President Jacques Chirac, who arrived in Libya Wednesday on the first visit by a French head of state, expressed the desire for a "true partnership" with Tripoli after years of "heavy turbulence."
Speaking to about 200 people at the residence of the French ambassador, Chirac said he wished to "rebuild a strong dialogue and to establish a true partnership" with Libya, after years in which the North African country had supported terrorism.
Welcoming Chirac with a military guard of honor at the vast Bab Azizia palace, Libyan leader Muammar Qaddafi met the French president, accompanied by three ministers and a trade delegation, for 45 minutes.
Qaddafi said he was "happy to welcome a friend, and honored that the president of the republic came to Libya," said Chirac's spokesman, Jerome Bonnafont.
After the military honours, Qaddafi, dressed in a traditional brown tunic, guided Chirac through the ruins of the complex that still bears the traces of a US bombing raid in 1986.
They then drove by limousine for talks in a tent.
The French president's 24-hour trip to Tripoli gives France the chance to stake a claim for lucrative business contracts that should follow Qaddafi's promise to liberalize the oil-rich country's heavily controlled economy.
Qaddafi, who came to power in a 1969 coup, has undergone a spectacular diplomatic reversal in the last year since agreeing to stop developing weapons of mass destruction, denouncing terrorism and acknowledging responsibility for the Lockerbie and UTA plane bombings in the 1980s.
Evoking those bombings, and a 1986 Libyan attack on a West Berlin nightclub, Chirac said those affairs had now "come to an end," after a great deal of work and perseverance, and respect for the memories of the victims.
In January, relations with France were rekindled after a foundation run by Qaddafi's son, Saif al-Islam, agreed to pay US$170 million dollars in compensation to the families of victims of the 1989 attack on the French UTA flight over North Africa, in which 170 people died.
Chirac said progress made so far "is promising. We must now consolidate it and move forward."
Qaddafi said that since Libya had given up on weapons of mass destruction "it wants technology transfers to allow it to develop its civilian industry by peaceful means," Bonnafont said.
Chirac for his part said "France was open to technology transfers to those who respect the standards of international law," according to Bonnafont.
But talks on France's role in Africa may be tense, after Qaddafi said in remarks published Wednesday that he had "never understood the reasons for France's military presence in Africa," calling Paris' recent intervention in Ivory Coast a mistake.
The comments came in an interview with Le Figaro newspaper in which Qaddafi said France and Libya should work together to bring progress to Africa.

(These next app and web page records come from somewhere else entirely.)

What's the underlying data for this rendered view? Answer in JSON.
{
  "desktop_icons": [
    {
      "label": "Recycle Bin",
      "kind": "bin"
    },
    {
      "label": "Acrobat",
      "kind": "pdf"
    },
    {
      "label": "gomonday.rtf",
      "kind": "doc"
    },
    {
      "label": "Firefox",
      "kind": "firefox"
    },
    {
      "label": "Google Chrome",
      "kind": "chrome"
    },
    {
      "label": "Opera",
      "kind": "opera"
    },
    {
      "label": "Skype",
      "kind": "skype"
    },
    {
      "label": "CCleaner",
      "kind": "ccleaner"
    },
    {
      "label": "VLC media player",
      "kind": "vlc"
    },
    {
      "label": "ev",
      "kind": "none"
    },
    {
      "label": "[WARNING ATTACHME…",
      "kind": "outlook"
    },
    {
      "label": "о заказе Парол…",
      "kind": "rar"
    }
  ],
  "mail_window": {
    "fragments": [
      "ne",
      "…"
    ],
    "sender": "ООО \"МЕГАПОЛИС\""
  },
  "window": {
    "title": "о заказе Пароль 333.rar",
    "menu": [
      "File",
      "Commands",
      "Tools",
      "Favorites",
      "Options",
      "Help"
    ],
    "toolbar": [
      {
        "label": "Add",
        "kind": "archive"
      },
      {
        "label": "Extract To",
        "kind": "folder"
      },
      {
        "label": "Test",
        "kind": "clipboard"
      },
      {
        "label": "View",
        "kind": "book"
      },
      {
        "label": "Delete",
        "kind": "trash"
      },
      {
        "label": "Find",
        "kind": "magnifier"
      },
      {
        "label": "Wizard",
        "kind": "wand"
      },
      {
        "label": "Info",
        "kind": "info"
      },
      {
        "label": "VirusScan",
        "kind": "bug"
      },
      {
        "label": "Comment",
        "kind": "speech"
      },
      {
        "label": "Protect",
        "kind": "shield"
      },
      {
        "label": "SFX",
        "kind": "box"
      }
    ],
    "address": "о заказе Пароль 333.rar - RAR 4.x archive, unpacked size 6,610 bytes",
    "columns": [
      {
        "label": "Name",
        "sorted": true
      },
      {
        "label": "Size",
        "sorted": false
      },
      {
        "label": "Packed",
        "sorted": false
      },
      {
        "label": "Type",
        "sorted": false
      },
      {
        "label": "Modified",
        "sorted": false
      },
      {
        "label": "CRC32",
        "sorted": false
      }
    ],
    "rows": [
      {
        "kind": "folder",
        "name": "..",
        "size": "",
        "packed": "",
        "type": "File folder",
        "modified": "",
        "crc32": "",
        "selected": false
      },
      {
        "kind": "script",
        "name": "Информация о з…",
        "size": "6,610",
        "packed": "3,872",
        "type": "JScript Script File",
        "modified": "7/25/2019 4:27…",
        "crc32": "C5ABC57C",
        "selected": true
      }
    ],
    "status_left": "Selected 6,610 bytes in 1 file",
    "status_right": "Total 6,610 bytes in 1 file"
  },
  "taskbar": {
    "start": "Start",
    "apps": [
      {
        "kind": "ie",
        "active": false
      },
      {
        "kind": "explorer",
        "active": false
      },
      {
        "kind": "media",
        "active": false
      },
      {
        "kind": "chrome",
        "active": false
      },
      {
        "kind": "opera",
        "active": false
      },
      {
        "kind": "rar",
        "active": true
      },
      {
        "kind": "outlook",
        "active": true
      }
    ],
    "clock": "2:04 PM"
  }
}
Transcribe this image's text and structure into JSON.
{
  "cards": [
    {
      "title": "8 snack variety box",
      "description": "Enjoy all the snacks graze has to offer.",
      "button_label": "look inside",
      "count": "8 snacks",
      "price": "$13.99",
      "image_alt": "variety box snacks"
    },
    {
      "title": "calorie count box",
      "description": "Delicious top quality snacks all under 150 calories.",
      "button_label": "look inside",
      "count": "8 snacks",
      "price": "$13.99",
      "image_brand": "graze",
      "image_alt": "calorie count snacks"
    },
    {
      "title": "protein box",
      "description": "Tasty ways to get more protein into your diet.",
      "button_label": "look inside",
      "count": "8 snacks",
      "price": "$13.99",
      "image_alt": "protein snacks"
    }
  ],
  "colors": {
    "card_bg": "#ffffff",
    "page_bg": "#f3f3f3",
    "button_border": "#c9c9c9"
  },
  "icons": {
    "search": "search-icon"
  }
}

For his part, Chirac said France hoped to embark on a "deep and trusting political dialogue" with Tripoli and that France would support the "reform movement and the opening up of businesses" in Libya to the outside world.
French businesses are keen to get access to contracts in the Libyan oil industry, as well as in aviation, banking, electricity, sanitation and tourism.
France is Libya's fifth-largest supplier, with exports of 272 million euros last year, most linked to major public works contracts.